Дессу откинулся назад.
– Ну-ка поясните, Тэлман.
– Наверное, всплывают и сливки, и дерьмо, в зависимости от обстоятельств. Впрочем, аналогии – это не доказательство. Выбранное вами сравнение уже показывает, на чьей вы стороне. Однако моя точка зрения более оптимистична, так как предполагает, что возможность продвинуться в обществе есть у всех, а не только у самых жестоких и амбициозных. Ваши взгляды я считаю пораженческими, потому что вы просто ставите крест на девяти из десяти представителей низших слоев общества и говорите, что им никто и ничто не поможет, если они не пойдут по головам.
– Это эволюция, Тэлман. Кто-то набивает себе шишки. Кто-то голодает, кто-то преуспевает. Некоторые прилагают усилия, но им ничего не дается, а кому-то все дается без усилий, но это – исключения, а вообще, кто не совершает усилий, тот не заслуживает успеха. Борьба нужна. Должно быть соревнование. Должны быть победители и побежденные. Нельзя просто так всех уравнять; коммунисты думали, что можно-и где они теперь?

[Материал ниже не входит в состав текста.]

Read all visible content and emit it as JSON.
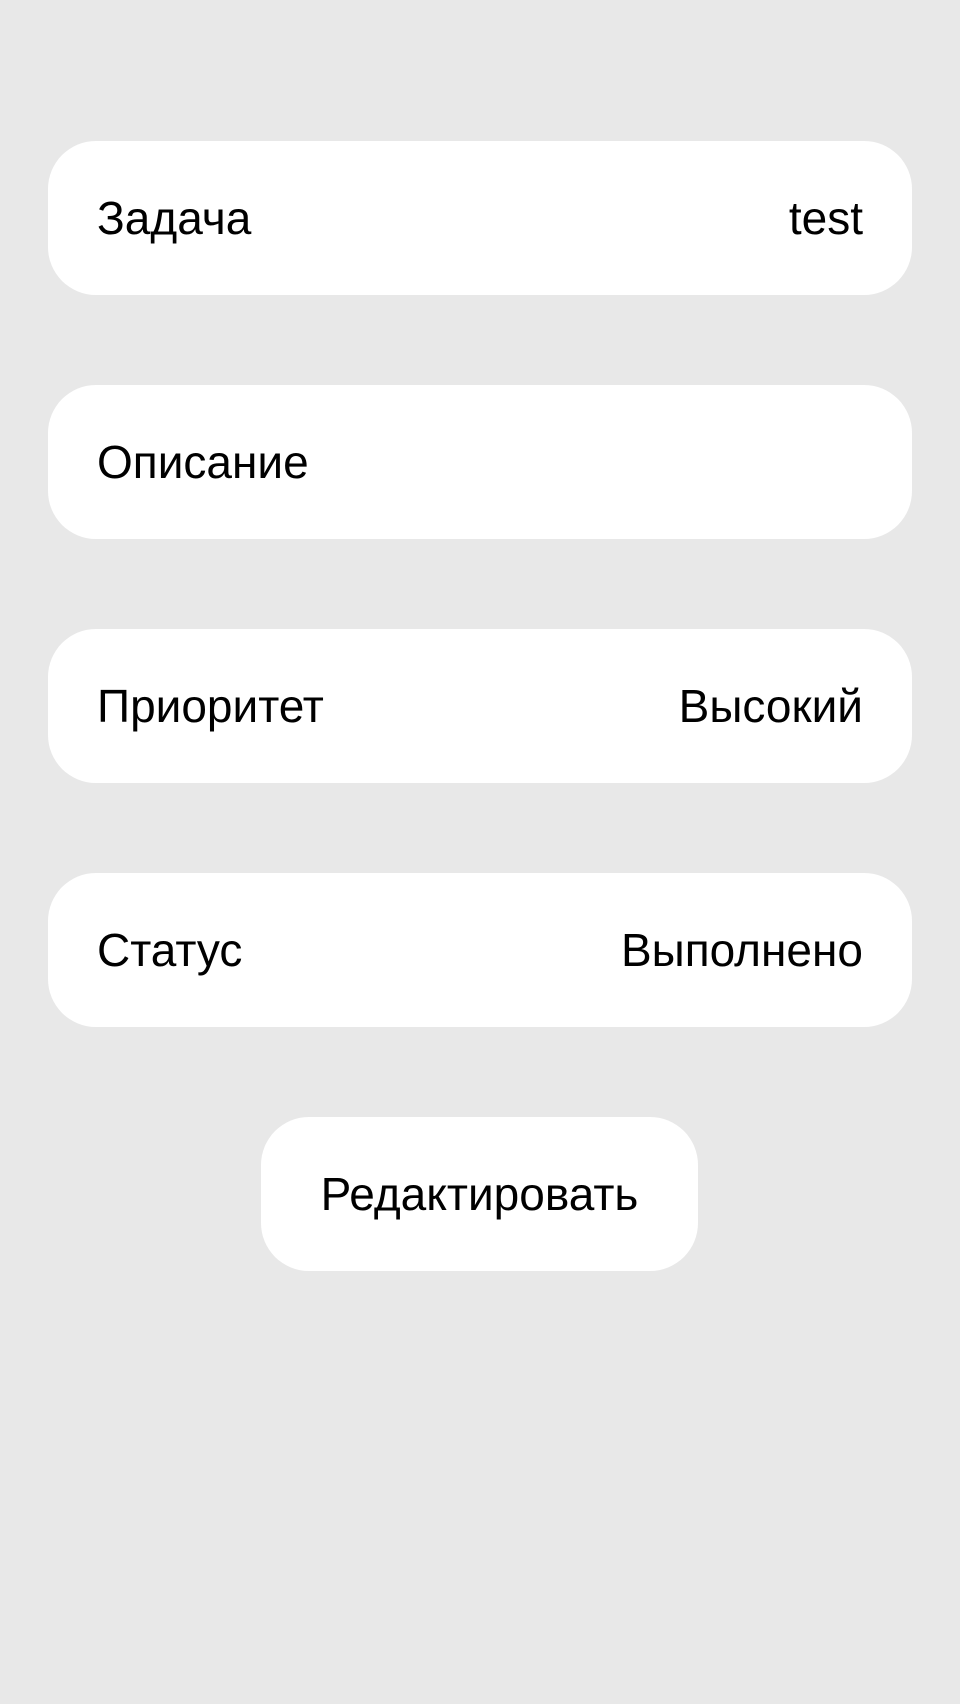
{
  "details": {
    "task": {
      "label": "Задача",
      "value": "test"
    },
    "description": {
      "label": "Описание",
      "value": ""
    },
    "priority": {
      "label": "Приоритет",
      "value": "Высокий"
    },
    "status": {
      "label": "Статус",
      "value": "Выполнено"
    }
  },
  "actions": {
    "edit_label": "Редактировать"
  },
  "colors": {
    "background": "#e8e8e8",
    "card": "#ffffff",
    "text": "#000000"
  }
}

– Но возможна же справедливость. Дессу оглушительно расхохотался.
– Тэлман! Поверить не могу, что приходится вам это объяснять, но в жизни нет справедливости!
– Это не так. В мире нет справедливости, во вселенной нет справедливости. Физика, химия и математика – в них тоже нет справедливости. Но нет и несправедливости, если уж на то пошло. Справедливость – это некое представление, а представления рождаются только у мыслящих субъектов. То есть у таких, как мы. У нас есть представления о добре и зле. Мы изобрели правосудие, чтобы отделять хорошее от плохого. Мы вырабатываем нравственные критерии. Мы создаем правила своего бытия и называем их законами – и все для того, чтобы сделать жизнь справедливее. Конечно, многое зависит от того, кто именно создает законы и кто от них выигрывает, но все же…
– Тэлман, людьми движет эгоизм. А не справедливость.
– И вы после этого меня считаете пессимисткой, Джеб? – улыбнулась я.
– Я реалист.
– По-моему, – сказала я, – многие люди, достигшие успеха, на самом деле не так бесчеловечны, как кажется. Они в глубине души знают, что низы общества безвинно страдают. Те, кому повезло, просто не хотят себе в этом признаваться, не хотят мириться с мыслью, что они точно такие же, как и те, кому не повезло, и более того, они боятся даже на минуту себе представить, что, родись они в другой социальной среде, они бы там и прозябали в забвении и лишениях, чтобы умереть безвременной смертью. С другой стороны, думать, что преуспели они только в силу своего жестокого честолюбия, им тоже не хочется. Поэтому для очистки совести они внушают себе, будто бедняки живут в трущобах только потому, что в силу каких-то неведомых обстоятельств этого заслуживают, а если бы приложили побольше усилий, могли бы оттуда вырваться. Это, конечно, чушь, но психологически успокаивает и дает ощущение собственного превосходства.
– Вы что, Тэлман, обвиняете меня в самообмане? – Мне показалось, он удивился, но не обиделся. Во всяком случае, я надеялась, что дело обстоит именно так.
– Трудно сказать, Джеб. Я пока не успела определить, что у вас на уме. Может, вы просто завзятый спорщик, а втайне со мной согласны.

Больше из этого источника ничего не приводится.